ECLI:NL:CRVB:2019:1652
Centrale Raad van Beroep
- Hoger beroep
- Rechtspraak.nl
Hoger beroep inzake boete wegens schending inlichtingenverplichting door niet melden van op geld waardeerbare werkzaamheden
In deze zaak gaat het om een hoger beroep tegen een uitspraak van de rechtbank Den Haag, waarbij appellant een boete van € 1.675,- is opgelegd door het college van burgemeester en wethouders van Den Haag. De boete is opgelegd omdat appellant niet heeft gemeld dat hij in de periode van 1 januari 2015 tot en met 30 november 2015 op geld waardeerbare werkzaamheden heeft verricht. Het college heeft de boete gematigd op basis van de draagkracht van appellant, maar heeft vastgesteld dat appellant zijn inlichtingenverplichting heeft geschonden.
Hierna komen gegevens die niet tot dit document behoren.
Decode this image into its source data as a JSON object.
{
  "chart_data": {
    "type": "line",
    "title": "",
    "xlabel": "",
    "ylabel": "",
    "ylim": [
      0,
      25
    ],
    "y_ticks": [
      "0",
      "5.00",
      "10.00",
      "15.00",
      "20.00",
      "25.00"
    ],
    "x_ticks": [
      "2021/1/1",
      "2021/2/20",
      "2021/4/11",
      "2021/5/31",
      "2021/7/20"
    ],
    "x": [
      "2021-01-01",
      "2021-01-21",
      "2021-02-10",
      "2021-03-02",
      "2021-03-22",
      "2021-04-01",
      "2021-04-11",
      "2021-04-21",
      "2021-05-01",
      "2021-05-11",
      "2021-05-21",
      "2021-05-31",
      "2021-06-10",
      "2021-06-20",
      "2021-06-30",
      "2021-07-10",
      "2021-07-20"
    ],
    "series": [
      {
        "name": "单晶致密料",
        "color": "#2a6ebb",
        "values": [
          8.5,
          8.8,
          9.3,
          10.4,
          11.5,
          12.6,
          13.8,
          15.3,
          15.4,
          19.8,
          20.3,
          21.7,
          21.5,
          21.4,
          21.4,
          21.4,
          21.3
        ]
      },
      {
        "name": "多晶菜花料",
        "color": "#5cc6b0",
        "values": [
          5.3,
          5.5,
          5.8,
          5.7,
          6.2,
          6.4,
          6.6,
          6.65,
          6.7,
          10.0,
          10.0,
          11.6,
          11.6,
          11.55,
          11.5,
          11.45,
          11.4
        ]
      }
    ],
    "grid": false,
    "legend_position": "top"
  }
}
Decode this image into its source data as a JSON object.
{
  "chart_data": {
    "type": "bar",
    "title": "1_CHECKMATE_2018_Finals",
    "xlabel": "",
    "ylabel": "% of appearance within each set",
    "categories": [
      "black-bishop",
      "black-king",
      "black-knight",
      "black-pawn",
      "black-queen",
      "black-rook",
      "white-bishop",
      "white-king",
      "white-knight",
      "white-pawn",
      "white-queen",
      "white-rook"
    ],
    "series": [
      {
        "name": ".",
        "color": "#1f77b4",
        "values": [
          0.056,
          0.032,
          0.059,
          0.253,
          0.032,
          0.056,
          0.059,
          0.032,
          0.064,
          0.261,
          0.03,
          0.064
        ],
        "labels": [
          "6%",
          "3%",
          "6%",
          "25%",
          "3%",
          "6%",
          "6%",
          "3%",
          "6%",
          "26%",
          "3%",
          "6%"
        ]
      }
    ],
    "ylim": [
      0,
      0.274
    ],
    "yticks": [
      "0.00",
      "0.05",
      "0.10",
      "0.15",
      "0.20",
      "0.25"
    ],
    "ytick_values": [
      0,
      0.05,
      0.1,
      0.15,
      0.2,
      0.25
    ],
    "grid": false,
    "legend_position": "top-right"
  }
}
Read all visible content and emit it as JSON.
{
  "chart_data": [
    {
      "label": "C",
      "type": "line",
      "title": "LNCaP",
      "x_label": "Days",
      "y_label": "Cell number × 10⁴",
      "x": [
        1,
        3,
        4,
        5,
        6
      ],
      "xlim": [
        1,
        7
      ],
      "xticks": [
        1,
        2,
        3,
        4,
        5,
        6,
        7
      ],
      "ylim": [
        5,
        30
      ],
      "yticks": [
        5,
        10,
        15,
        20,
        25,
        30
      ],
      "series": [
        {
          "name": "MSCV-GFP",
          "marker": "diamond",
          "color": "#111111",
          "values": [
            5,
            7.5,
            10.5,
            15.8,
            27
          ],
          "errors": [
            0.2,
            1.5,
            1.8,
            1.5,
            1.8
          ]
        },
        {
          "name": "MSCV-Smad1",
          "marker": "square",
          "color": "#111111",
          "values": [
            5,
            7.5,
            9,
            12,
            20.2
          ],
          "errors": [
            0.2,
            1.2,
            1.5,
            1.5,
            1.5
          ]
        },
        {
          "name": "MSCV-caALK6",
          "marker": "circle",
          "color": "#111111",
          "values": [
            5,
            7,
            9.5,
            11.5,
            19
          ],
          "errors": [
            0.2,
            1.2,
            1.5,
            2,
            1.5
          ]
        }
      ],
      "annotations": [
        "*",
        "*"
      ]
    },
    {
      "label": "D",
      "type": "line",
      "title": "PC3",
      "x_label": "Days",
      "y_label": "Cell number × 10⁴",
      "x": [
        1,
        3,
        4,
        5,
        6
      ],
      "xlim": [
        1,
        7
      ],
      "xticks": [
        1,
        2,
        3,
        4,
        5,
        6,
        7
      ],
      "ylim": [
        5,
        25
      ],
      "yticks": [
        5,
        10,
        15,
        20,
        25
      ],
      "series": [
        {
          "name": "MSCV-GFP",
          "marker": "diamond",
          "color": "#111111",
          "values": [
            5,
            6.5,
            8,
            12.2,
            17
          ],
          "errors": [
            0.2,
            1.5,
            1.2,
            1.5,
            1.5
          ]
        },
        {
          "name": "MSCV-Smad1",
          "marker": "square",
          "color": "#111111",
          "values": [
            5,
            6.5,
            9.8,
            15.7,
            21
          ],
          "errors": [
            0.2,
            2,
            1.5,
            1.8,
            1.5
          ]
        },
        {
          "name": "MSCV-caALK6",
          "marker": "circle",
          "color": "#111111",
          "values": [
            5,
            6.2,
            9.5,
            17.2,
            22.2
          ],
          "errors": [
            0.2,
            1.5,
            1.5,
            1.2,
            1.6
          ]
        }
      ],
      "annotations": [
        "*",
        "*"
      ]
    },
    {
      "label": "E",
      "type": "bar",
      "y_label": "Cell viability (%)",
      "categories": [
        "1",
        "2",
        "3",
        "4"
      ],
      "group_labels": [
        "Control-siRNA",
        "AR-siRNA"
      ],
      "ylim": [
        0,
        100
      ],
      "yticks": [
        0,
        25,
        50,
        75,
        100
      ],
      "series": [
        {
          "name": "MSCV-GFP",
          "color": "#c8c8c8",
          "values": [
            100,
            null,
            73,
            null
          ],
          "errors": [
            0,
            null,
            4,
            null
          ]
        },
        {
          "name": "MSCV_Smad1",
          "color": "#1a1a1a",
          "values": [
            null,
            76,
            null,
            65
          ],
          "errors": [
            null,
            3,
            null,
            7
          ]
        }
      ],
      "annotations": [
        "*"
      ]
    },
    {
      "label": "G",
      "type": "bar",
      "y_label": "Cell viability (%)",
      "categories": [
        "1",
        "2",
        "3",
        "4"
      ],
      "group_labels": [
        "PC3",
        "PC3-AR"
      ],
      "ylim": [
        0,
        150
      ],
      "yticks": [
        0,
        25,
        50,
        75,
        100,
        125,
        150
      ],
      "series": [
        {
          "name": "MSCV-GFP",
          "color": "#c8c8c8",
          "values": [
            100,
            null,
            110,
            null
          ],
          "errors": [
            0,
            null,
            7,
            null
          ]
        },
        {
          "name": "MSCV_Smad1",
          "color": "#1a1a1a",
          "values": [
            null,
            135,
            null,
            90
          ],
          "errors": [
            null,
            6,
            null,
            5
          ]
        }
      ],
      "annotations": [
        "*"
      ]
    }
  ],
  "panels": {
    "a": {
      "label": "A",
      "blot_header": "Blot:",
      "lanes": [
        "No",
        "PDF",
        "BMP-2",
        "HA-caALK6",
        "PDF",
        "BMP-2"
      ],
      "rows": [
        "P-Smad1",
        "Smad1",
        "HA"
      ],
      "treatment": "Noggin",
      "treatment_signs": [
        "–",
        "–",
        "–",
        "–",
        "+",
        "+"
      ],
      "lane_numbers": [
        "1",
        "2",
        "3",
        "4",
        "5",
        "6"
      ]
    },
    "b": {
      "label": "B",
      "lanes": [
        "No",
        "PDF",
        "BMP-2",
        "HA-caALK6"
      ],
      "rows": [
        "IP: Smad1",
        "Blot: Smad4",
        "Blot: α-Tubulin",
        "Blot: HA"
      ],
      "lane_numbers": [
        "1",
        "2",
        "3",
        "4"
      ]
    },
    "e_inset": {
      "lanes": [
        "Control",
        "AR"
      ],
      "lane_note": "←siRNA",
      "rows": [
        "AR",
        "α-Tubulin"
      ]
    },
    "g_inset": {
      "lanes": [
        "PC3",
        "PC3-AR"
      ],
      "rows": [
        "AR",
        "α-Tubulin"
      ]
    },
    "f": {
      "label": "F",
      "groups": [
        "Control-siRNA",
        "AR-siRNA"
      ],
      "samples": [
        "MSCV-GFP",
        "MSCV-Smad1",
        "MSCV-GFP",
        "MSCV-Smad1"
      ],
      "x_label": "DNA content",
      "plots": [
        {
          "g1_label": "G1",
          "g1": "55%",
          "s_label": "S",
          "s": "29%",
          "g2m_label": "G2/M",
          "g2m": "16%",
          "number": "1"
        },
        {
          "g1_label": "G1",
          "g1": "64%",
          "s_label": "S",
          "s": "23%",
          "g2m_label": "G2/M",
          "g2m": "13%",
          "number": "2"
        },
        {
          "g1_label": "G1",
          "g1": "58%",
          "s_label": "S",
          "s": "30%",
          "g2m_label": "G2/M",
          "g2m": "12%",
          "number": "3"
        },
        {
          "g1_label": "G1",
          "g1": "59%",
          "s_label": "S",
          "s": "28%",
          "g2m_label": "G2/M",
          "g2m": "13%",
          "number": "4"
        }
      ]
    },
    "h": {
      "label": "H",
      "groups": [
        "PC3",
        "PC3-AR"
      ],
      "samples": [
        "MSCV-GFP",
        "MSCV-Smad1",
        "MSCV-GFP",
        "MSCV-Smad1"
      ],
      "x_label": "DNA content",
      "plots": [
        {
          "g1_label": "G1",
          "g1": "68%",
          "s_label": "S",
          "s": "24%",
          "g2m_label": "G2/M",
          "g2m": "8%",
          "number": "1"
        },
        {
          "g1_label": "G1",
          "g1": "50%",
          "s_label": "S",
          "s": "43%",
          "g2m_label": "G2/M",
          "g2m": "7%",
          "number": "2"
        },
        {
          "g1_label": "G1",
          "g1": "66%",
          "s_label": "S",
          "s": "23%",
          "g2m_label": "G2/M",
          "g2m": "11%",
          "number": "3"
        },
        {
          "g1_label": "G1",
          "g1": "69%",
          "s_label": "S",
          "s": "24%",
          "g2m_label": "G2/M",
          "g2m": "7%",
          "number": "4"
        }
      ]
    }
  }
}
Appellant betoogde dat hij hobbymatig als muzikant heeft opgetreden en geen vergoeding heeft ontvangen, maar het college heeft aangetoond dat hij wel degelijk op geld waardeerbare arbeid heeft verricht. De Centrale Raad van Beroep bevestigt de uitspraak van de rechtbank en oordeelt dat de boete evenredig is en dat appellant de schending van de inlichtingenverplichting kan worden verweten. De beslissing is openbaar uitgesproken en er is geen aanleiding voor een veroordeling in de proceskosten.